Armonia Celeste is particularly well poised to tackle the latter, as one of its unique features is its inclusion of the rarely heard Baroque triple harp, played by Paula Fagerberg. In fact, one of the more engaging elements of this recording is the use of the harp as a continuo instrument for almost all of the vocal works; it imbues the album with a delightfully intimate ambience, especially for the works of harpist Marazzolli.

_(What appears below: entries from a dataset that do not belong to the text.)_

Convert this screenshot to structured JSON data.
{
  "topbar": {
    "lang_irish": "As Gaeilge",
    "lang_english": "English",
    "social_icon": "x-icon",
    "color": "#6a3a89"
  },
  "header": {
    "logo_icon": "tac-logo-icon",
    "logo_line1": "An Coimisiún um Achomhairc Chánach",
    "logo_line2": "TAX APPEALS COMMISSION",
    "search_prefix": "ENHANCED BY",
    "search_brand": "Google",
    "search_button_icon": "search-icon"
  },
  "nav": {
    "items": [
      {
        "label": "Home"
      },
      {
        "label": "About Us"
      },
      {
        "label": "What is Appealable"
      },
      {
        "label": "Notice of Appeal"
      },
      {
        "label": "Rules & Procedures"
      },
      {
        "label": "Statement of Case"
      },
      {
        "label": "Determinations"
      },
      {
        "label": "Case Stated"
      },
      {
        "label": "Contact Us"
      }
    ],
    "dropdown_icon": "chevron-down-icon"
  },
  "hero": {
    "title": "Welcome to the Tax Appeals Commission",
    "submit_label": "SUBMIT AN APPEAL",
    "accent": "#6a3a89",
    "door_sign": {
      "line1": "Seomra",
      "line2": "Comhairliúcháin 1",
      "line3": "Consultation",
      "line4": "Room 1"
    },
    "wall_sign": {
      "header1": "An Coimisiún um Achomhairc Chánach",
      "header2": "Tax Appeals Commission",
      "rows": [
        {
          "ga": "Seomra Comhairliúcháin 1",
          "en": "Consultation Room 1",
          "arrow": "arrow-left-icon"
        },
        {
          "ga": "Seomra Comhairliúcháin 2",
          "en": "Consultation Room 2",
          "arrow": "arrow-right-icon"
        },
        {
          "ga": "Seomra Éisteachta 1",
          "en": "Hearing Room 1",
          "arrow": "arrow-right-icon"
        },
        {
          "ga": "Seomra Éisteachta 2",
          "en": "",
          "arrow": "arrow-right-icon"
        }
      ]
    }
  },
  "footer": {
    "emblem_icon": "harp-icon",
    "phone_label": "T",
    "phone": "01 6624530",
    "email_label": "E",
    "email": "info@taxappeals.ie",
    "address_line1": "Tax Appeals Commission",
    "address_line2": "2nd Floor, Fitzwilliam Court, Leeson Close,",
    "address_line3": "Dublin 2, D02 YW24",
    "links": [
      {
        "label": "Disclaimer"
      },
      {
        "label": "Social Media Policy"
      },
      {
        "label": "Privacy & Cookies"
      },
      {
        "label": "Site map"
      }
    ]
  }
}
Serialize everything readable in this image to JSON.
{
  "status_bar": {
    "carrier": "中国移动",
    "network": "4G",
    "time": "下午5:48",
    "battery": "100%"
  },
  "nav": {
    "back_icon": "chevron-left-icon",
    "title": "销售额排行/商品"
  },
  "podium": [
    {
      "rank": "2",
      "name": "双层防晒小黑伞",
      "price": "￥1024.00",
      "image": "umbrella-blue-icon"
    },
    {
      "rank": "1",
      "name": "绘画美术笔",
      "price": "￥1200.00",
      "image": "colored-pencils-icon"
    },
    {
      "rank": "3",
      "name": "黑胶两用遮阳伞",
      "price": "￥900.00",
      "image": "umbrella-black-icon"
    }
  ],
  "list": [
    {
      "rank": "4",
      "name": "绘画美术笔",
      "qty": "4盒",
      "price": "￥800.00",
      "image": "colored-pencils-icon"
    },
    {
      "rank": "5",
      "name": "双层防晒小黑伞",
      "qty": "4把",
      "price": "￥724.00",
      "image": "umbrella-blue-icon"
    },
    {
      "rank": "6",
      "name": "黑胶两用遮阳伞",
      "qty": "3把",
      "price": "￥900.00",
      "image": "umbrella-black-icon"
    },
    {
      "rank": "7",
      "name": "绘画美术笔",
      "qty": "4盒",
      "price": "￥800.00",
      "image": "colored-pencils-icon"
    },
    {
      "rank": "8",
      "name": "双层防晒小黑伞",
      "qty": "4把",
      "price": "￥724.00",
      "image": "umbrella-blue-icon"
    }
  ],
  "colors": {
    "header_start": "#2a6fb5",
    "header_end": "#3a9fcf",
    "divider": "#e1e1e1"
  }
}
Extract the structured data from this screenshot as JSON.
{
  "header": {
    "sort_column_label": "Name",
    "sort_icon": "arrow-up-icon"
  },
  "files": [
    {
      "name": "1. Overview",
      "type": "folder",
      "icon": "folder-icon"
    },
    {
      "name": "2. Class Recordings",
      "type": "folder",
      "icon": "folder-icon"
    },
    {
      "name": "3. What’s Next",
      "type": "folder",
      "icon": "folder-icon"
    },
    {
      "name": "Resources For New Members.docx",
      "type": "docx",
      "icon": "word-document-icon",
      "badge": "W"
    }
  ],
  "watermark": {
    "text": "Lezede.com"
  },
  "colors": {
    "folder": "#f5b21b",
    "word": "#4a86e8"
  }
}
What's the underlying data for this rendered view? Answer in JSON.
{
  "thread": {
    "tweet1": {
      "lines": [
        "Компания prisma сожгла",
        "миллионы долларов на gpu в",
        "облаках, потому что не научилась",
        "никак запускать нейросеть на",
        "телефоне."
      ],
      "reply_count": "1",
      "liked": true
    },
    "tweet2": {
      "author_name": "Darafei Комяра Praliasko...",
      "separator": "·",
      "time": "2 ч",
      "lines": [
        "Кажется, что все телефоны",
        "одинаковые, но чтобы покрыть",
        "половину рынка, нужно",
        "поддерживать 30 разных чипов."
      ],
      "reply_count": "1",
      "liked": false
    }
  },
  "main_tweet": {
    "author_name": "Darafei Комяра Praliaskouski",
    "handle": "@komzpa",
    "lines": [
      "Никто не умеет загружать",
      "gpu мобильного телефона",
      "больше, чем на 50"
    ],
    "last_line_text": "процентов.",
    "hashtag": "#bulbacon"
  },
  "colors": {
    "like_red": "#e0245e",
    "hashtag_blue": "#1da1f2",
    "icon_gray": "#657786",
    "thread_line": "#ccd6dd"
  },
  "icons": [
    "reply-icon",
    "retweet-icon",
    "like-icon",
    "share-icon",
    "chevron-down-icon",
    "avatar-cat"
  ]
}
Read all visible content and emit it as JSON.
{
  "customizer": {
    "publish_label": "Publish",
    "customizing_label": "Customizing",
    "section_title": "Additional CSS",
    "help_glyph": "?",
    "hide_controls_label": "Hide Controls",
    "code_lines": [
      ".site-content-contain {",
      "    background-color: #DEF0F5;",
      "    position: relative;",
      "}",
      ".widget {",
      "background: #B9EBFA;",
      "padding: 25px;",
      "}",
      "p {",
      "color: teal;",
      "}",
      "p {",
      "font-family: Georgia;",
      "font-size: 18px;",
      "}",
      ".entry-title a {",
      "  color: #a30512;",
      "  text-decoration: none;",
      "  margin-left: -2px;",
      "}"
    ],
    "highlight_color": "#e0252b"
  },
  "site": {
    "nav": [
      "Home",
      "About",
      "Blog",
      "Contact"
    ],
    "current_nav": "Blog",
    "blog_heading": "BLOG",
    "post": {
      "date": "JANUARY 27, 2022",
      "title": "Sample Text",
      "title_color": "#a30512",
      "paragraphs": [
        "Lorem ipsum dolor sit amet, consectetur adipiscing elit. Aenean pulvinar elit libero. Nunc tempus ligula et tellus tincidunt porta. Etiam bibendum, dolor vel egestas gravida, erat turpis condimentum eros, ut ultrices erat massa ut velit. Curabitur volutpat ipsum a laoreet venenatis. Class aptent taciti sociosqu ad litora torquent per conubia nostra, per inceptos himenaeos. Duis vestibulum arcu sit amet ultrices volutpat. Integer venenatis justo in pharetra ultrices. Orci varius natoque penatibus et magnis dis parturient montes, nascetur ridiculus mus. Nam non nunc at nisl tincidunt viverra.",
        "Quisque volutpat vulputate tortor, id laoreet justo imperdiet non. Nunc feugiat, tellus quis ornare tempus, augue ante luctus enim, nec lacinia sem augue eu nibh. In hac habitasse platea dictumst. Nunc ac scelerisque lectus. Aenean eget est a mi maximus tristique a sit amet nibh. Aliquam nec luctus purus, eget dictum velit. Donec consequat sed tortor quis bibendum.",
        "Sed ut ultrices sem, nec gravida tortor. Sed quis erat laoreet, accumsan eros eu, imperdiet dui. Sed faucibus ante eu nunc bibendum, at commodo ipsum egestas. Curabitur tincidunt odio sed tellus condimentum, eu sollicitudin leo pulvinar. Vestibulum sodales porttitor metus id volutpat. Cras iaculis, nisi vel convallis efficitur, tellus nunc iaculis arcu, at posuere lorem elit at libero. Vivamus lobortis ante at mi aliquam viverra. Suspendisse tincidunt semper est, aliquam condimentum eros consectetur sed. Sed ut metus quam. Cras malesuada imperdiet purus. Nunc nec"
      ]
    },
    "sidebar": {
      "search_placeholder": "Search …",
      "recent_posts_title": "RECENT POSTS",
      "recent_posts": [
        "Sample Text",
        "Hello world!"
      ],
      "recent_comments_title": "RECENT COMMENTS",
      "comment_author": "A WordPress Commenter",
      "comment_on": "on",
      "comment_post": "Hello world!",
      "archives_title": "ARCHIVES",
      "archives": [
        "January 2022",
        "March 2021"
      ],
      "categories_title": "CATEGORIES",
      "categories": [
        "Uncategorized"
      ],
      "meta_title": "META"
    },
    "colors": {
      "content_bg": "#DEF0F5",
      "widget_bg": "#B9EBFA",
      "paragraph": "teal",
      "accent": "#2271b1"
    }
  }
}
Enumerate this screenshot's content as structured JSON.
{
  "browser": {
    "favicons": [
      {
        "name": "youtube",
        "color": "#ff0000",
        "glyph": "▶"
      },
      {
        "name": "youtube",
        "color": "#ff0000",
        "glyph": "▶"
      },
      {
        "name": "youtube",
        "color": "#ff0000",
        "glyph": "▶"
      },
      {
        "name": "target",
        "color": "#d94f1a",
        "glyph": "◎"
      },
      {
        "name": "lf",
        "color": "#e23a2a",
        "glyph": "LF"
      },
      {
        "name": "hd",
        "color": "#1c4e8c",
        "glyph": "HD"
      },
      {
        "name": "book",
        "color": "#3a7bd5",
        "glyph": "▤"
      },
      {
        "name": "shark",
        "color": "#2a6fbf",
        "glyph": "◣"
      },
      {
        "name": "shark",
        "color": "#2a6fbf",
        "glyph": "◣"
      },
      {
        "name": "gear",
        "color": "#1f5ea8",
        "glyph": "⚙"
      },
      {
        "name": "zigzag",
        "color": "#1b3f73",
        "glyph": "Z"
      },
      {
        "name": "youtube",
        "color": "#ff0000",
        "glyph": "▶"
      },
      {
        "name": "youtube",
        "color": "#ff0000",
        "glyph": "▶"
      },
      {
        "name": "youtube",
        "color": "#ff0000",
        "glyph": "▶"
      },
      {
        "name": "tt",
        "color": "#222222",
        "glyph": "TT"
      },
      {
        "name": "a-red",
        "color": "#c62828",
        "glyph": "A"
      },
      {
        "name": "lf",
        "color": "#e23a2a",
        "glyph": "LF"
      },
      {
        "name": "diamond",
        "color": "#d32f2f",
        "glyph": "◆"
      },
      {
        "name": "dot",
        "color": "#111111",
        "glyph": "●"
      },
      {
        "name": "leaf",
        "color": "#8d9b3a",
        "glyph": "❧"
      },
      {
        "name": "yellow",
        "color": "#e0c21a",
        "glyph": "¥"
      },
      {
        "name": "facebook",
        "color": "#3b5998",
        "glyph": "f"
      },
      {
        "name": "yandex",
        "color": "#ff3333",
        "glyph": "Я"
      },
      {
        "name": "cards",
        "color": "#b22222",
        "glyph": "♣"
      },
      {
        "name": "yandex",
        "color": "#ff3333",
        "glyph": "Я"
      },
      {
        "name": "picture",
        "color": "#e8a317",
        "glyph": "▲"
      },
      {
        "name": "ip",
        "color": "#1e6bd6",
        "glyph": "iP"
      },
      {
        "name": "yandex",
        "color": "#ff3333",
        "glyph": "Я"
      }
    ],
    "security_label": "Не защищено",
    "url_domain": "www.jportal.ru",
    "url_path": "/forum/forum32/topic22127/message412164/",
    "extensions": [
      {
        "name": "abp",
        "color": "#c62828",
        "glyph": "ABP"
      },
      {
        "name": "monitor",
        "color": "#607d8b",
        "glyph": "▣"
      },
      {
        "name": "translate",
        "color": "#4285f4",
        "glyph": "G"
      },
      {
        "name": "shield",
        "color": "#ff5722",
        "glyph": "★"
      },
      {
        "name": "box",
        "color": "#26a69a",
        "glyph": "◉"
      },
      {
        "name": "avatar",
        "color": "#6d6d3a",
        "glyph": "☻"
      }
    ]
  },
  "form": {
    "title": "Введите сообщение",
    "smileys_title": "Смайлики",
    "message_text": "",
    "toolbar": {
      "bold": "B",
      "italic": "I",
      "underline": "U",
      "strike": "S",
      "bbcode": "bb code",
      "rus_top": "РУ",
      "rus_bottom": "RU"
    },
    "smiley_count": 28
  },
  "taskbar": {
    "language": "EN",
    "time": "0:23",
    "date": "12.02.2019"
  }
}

Another notable feature of the album is that all of these works are for high voices, apropos given that Christina was such an ardent supporter of female performers. The three vocalists blend superbly and with laudable sensitivity to the text; listen, for example, to the lovelorn languishing of the superb “Mio core, mio bene” (Marciani) or the calm piety of Carissimi’s “Benedictus Deus,” as opposed to the positively militaristic “Sdegno, campion audace” (Mazzochi), which is built upon the same short ground bass Monteverdi uses in “Zefiro torna.”

The instrumentalists are equally praiseworthy. Lyle Nordstrom holds down the fort with typical aplomb on lute and theorbo, his duet with Fagerberg on Pasquini’s sonata a particular standout, while the entire instrumental ensemble shines on Colista’s “La Chorista.” All in all, this is a recording that educates as much as it charms, and both are considerable.

Karen Cook specializes in the music, theory, and notation of the late medieval and early Renaissance periods. She is assistant professor of music at the University of Hartford in Connecticut.